Rund 1 Milliarde Euro, mit steigender Tendenz, geben Eltern pro Jahr für Nachhilfeunterricht aus. Es gibt kaum noch ein Kind, das während seiner Schullaufbahn nicht irgendwann einmal professionelle, außerschulische Hilfe bekommt. Nachhilfeinstitute schießen wie Pilze aus dem Boden, und es ist für Eltern schwer, gute von schlechten zu unterscheiden. Lesen Sie hier, ob eine Zertifizierung dabei helfen kann.
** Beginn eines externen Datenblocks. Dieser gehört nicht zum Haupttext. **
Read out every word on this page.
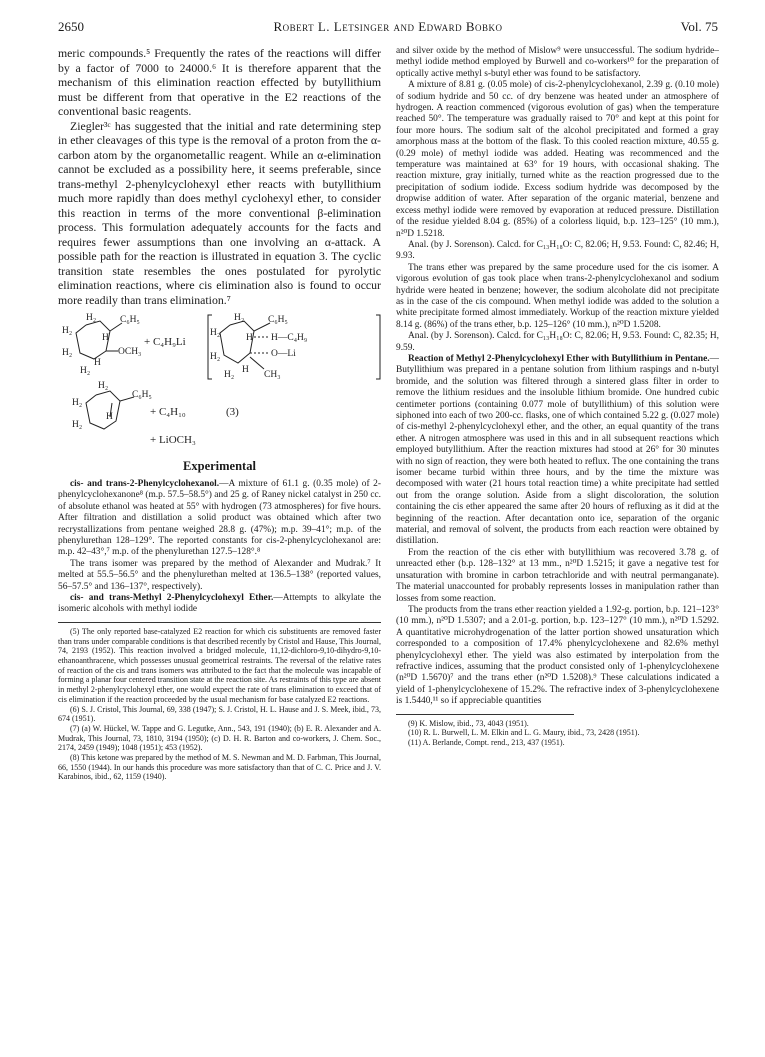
2650	Robert L. Letsinger and Edward Bobko	Vol. 75

meric compounds.⁵ Frequently the rates of the reactions will differ by a factor of 7000 to 24000.⁶ It is therefore apparent that the mechanism of this elimination reaction effected by butyllithium must be different from that operative in the E2 reactions of the conventional basic reagents.

Ziegler³ᶜ has suggested that the initial and rate determining step in ether cleavages of this type is the removal of a proton from the α-carbon atom by the organometallic reagent. While an α-elimination cannot be excluded as a possibility here, it seems preferable, since trans-methyl 2-phenylcyclohexyl ether reacts with butyllithium much more rapidly than does methyl cyclohexyl ether, to consider this reaction in terms of the more conventional β-elimination process. This formulation adequately accounts for the facts and requires fewer assumptions than one involving an α-attack. A possible path for the reaction is illustrated in equation 3. The cyclic transition state resembles the ones postulated for pyrolytic elimination reactions, where cis elimination also is found to occur more readily than trans elimination.⁷

H₂	C₆H₅
H₂
H
H₂	OCH₃
H
H₂
+ C₄H₉Li
H₂	C₆H₅
H H—C₄H₉
H₂
O—Li
H₂
H CH₃
H₂
H₂
C₆H₅
H₂
H₂
H	+ C₄H₁₀	(3)
+ LiOCH₃
Experimental

cis- and trans-2-Phenylcyclohexanol.—A mixture of 61.1 g. (0.35 mole) of 2-phenylcyclohexanone⁸ (m.p. 57.5–58.5°) and 25 g. of Raney nickel catalyst in 250 cc. of absolute ethanol was heated at 55° with hydrogen (73 atmospheres) for five hours. After filtration and distillation a solid product was obtained which after two recrystallizations from pentane weighed 28.8 g. (47%); m.p. 39–41°; m.p. of the phenylurethan 128–129°. The reported constants for cis-2-phenylcyclohexanol are: m.p. 42–43°,⁷ m.p. of the phenylurethan 127.5–128°.⁸

The trans isomer was prepared by the method of Alexander and Mudrak.⁷ It melted at 55.5–56.5° and the phenylurethan melted at 136.5–138° (reported values, 56–57.5° and 136–137°, respectively).

cis- and trans-Methyl 2-Phenylcyclohexyl Ether.—Attempts to alkylate the isomeric alcohols with methyl iodide

(5) The only reported base-catalyzed E2 reaction for which cis substituents are removed faster than trans under comparable conditions is that described recently by Cristol and Hause, This Journal, 74, 2193 (1952). This reaction involved a bridged molecule, 11,12-dichloro-9,10-dihydro-9,10-ethanoanthracene, which possesses unusual geometrical restraints. The reversal of the relative rates of reaction of the cis and trans isomers was attributed to the fact that the molecule was incapable of forming a planar four centered transition state at the reaction site. As restraints of this type are absent in methyl 2-phenylcyclohexyl ether, one would expect the rate of trans elimination to exceed that of cis elimination if the reaction proceeded by the usual mechanism for base catalyzed E2 reactions.

(6) S. J. Cristol, This Journal, 69, 338 (1947); S. J. Cristol, H. L. Hause and J. S. Meek, ibid., 73, 674 (1951).

(7) (a) W. Hückel, W. Tappe and G. Legutke, Ann., 543, 191 (1940); (b) E. R. Alexander and A. Mudrak, This Journal, 73, 1810, 3194 (1950); (c) D. H. R. Barton and co-workers, J. Chem. Soc., 2174, 2459 (1949); 1048 (1951); 453 (1952).

(8) This ketone was prepared by the method of M. S. Newman and M. D. Farbman, This Journal, 66, 1550 (1944). In our hands this procedure was more satisfactory than that of C. C. Price and J. V. Karabinos, ibid., 62, 1159 (1940).

and silver oxide by the method of Mislow⁹ were unsuccessful. The sodium hydride–methyl iodide method employed by Burwell and co-workers¹⁰ for the preparation of optically active methyl s-butyl ether was found to be satisfactory.

A mixture of 8.81 g. (0.05 mole) of cis-2-phenylcyclohexanol, 2.39 g. (0.10 mole) of sodium hydride and 50 cc. of dry benzene was heated under an atmosphere of hydrogen. A reaction commenced (vigorous evolution of gas) when the temperature reached 50°. The temperature was gradually raised to 70° and kept at this point for four more hours. The sodium salt of the alcohol precipitated and formed a gray amorphous mass at the bottom of the flask. To this cooled reaction mixture, 40.55 g. (0.29 mole) of methyl iodide was added. Heating was recommenced and the temperature was maintained at 63° for 19 hours, with occasional shaking. The reaction mixture, gray initially, turned white as the reaction progressed due to the precipitation of sodium iodide. Excess sodium hydride was decomposed by the dropwise addition of water. After separation of the organic material, benzene and excess methyl iodide were removed by evaporation at reduced pressure. Distillation of the residue yielded 8.04 g. (85%) of a colorless liquid, b.p. 123–125° (10 mm.), n²⁰D 1.5218.

Anal. (by J. Sorenson). Calcd. for C₁₃H₁₈O: C, 82.06; H, 9.53. Found: C, 82.46; H, 9.93.

The trans ether was prepared by the same procedure used for the cis isomer. A vigorous evolution of gas took place when trans-2-phenylcyclohexanol and sodium hydride were heated in benzene; however, the sodium alcoholate did not precipitate as in the case of the cis compound. When methyl iodide was added to the solution a white precipitate formed almost immediately. Workup of the reaction mixture yielded 8.14 g. (86%) of the trans ether, b.p. 125–126° (10 mm.), n²⁰D 1.5208.

Anal. (by J. Sorenson). Calcd. for C₁₃H₁₈O: C, 82.06; H, 9.53. Found: C, 82.35; H, 9.59.

Reaction of Methyl 2-Phenylcyclohexyl Ether with Butyllithium in Pentane.—Butyllithium was prepared in a pentane solution from lithium raspings and n-butyl bromide, and the solution was filtered through a sintered glass filter in order to remove the lithium residues and the insoluble lithium bromide. One hundred cubic centimeter portions (containing 0.077 mole of butyllithium) of this solution were siphoned into each of two 200-cc. flasks, one of which contained 5.22 g. (0.027 mole) of cis-methyl 2-phenylcyclohexyl ether, and the other, an equal quantity of the trans ether. A nitrogen atmosphere was used in this and in all subsequent reactions which employed butyllithium. After the reaction mixtures had stood at 26° for 30 minutes with no sign of reaction, they were both heated to reflux. The one containing the trans isomer became turbid within three hours, and by the time the mixture was decomposed with water (21 hours total reaction time) a white precipitate had settled out from the orange solution. Aside from a slight discoloration, the solution containing the cis ether appeared the same after 20 hours of refluxing as it did at the beginning of the reaction. After decantation onto ice, separation of the organic material, and removal of solvent, the products from each reaction were obtained by distillation.

From the reaction of the cis ether with butyllithium was recovered 3.78 g. of unreacted ether (b.p. 128–132° at 13 mm., n²⁰D 1.5215; it gave a negative test for unsaturation with bromine in carbon tetrachloride and with neutral permanganate). The material unaccounted for probably represents losses in manipulation rather than losses from some reaction.

The products from the trans ether reaction yielded a 1.92-g. portion, b.p. 121–123° (10 mm.), n²⁰D 1.5307; and a 2.01-g. portion, b.p. 123–127° (10 mm.), n²⁰D 1.5292. A quantitative microhydrogenation of the latter portion showed unsaturation which corresponded to a composition of 17.4% phenylcyclohexene and 82.6% methyl phenylcyclohexyl ether. The yield was also estimated by interpolation from the refractive indices, assuming that the product consisted only of 1-phenylcyclohexene (n²⁰D 1.5670)⁷ and the trans ether (n²⁰D 1.5208).⁹ These calculations indicated a yield of 1-phenylcyclohexene of 15.2%. The refractive index of 3-phenylcyclohexene is 1.5440,¹¹ so if appreciable quantities

(9) K. Mislow, ibid., 73, 4043 (1951).

(10) R. L. Burwell, L. M. Elkin and L. G. Maury, ibid., 73, 2428 (1951).

(11) A. Berlande, Compt. rend., 213, 437 (1951).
Wenn Sie ein Nachhilfeinstitut für Ihr Kind suchen, stehen Sie schnell vor der Frage, wo Ihr Geld am besten angelegt ist. Qualifizierte Unterstützung gibt es nicht zum Nulltarif, und für eine effektive und nachhaltige Wirkung müssen Sie mit einem Förderzeitraum von mindestens sechs Monaten rechnen. Da kommt also ganz schön viel Geld zusammen, das auch die gewünschte Wirkung erzielen soll. Doch wo ist Ihr Kind am besten aufgehoben? Die kommerziellen Anbieter versprechen einen sicheren Qualitätsnachweis durch eine TÜV-Zertifizierung, doch längst nicht alle Nachhilfeangebote werden damit erfasst.
In Deutschland gibt es weit über 3.000 gewerbliche Nachhilfeinstitute, aber der größte Teil der förderbedürftigen Schüler, rund 75 Prozent, lernt (noch) mit privaten Nachhilfelehrern zu Hause. Darunter befinden sich Studenten und Lehrer ebenso wie pädagogisch ungeschulte Fachkräfte aus bestimmten Berufszweigen oder unerfahrene Schülerinnen und Schüler. Erst nach einer Weile zeigt sich, ob die Förderung greift – nämlich an den erzielten Noten. Im schlimmsten Fall werden vorhandene Teilleistungsstörungen nicht erkannt und somit notwendige Diagnose- und Förderverfahren nicht eingeleitet. Auch hier wäre eine unabhängige Überprüfung der Qualität sicher hilfreich.
Bei den gewerblichen Anbietern gibt es bundesweit zwei große Einrichtungen: den Studienkreis und die Schülerhilfe mit jeweils rund 1.000 Niederlassungen. Diese haben nun in letzter Zeit Schlagzeilen mit einer TÜV-geprüften Zertifizierung gemacht, die ihren Qualitätsstandard belegen soll. Doch der TÜV ist nicht das einzige Institut, das Qualitätskriterien aufgestellt hat und Nachhilfeeinrichtungen auf eigenen Wunsch prüft. Pionierarbeit hat in diesem Bereich die Gütergemeinschaft Ina-Nachhilfeschulen (Interessenverband Nachhilfeschulen) geleistet, die gemeinsam mit dem Deutschen Institut für Gütesicherung und Kennzeichnung (RAL) Nachhilfeschulen zertifiziert. Für eine einzige Einrichtung können allerdings mehrere tausend Euro an Kosten entstehen. Kleine Anbieter können das häufig nicht finanzieren.